I dreamt of death. It tasted of dirt, sounded like thunder, felt like drowning, and smelled of ash washing away in the rain. It looked like the exact almond shape of my eyes, familiar pupils etched from coal, sparked to life by an infernal match.

I dreamt of death … and the face it wore was my own.

When I awoke again, the sun warmed my back. A sjogul landed on one of the posts along the front of the dock. The white and black bird had a cry that I associated with the sea. It tipped its head to the side, orange beak opening.

“How long has she been like this?” A pair of legs rounded my head, scaring the sjogul off.

Frey knelt before me, a frown on her face.

“Since this morning.” I recognised the voice. One of the stewards from the night before. “After the Captain disappeared, she just collapsed.”

“Ven.” She reached out, hesitating a moment before catching my hand. Like most other Sinn, she wasn’t big on touching people. “What happened?”

“She’s awake?” Bjern appeared on Frey’s other side, crouching down. As soon as he saw my face, he reached out, brushing my hair off my cheek and neck, those dark slashes either side of his eyes crinkled as he searched me for injuries.

“You were bleeding from the nose, ears, and mouth,” he concluded, his thumb rubbing at a spot beneath my ear. “What in the name of the undead king, Ven? They said the Captain attacked you?”
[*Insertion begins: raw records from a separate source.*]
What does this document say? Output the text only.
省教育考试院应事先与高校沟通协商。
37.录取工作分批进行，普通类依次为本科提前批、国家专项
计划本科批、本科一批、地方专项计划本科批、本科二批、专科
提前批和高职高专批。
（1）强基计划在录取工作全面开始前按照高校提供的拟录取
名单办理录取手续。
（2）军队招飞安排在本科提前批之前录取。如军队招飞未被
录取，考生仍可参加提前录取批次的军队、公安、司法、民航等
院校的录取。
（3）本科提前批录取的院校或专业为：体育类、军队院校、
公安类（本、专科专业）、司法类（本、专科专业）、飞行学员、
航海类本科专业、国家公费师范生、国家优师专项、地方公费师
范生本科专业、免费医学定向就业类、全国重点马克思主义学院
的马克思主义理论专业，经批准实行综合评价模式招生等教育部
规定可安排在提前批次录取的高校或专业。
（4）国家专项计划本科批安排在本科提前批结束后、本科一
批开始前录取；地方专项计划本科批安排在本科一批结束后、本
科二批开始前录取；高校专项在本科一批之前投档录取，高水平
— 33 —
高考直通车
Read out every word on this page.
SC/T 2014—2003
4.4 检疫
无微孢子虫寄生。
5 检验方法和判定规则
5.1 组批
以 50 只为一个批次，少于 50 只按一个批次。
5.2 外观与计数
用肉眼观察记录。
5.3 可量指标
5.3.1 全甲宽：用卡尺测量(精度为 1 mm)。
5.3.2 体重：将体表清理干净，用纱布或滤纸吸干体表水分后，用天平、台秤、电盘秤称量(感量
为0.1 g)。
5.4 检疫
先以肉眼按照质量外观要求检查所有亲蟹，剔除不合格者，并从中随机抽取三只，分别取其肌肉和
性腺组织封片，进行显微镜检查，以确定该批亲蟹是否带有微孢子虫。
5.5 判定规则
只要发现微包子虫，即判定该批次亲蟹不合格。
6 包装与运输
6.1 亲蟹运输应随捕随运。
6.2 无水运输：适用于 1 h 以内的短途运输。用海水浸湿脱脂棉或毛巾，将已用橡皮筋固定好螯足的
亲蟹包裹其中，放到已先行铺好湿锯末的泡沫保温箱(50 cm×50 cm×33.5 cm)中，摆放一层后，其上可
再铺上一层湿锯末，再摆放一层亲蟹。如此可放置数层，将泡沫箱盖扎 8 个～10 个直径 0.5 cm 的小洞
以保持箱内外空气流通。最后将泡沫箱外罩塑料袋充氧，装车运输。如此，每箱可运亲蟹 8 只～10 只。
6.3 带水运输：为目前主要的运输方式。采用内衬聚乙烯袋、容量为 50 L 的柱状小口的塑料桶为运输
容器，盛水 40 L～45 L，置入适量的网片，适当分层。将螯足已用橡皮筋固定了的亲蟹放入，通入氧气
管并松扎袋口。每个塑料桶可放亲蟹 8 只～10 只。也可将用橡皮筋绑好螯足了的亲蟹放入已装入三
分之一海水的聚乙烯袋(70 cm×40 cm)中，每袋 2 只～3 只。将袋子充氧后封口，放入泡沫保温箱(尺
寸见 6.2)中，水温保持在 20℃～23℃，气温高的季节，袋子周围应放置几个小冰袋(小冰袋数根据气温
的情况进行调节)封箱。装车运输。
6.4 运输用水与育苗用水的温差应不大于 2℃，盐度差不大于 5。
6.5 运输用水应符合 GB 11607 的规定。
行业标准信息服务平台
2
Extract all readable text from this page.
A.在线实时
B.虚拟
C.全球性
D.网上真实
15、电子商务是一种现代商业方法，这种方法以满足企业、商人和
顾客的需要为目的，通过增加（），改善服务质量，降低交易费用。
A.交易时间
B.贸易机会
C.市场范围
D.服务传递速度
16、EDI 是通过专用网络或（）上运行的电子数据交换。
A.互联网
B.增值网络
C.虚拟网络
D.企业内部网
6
I tried to shake my head, but it wouldn’t move. I blinked, and it felt like my lids were filled with concrete. I released a pained groan instead of answering, and Frey immediately released me.

“She needs the infirmary,” she ordered someone I couldn’t see.

Hands gently rolled me to my back, and I blinked at Sig and Herra as they helped a medicine woman position me on a stretcher. The sectorians and stewards had gathered along the dock again, and I spotted a few cloaks bundled onto the wooden planks where I had slept. Several stewards stepped forward to carry the stretcher, the medicine woman striding off ahead to lead the way. I tried to lift my head, but as soon as I did, darkness descended again, pulling me under.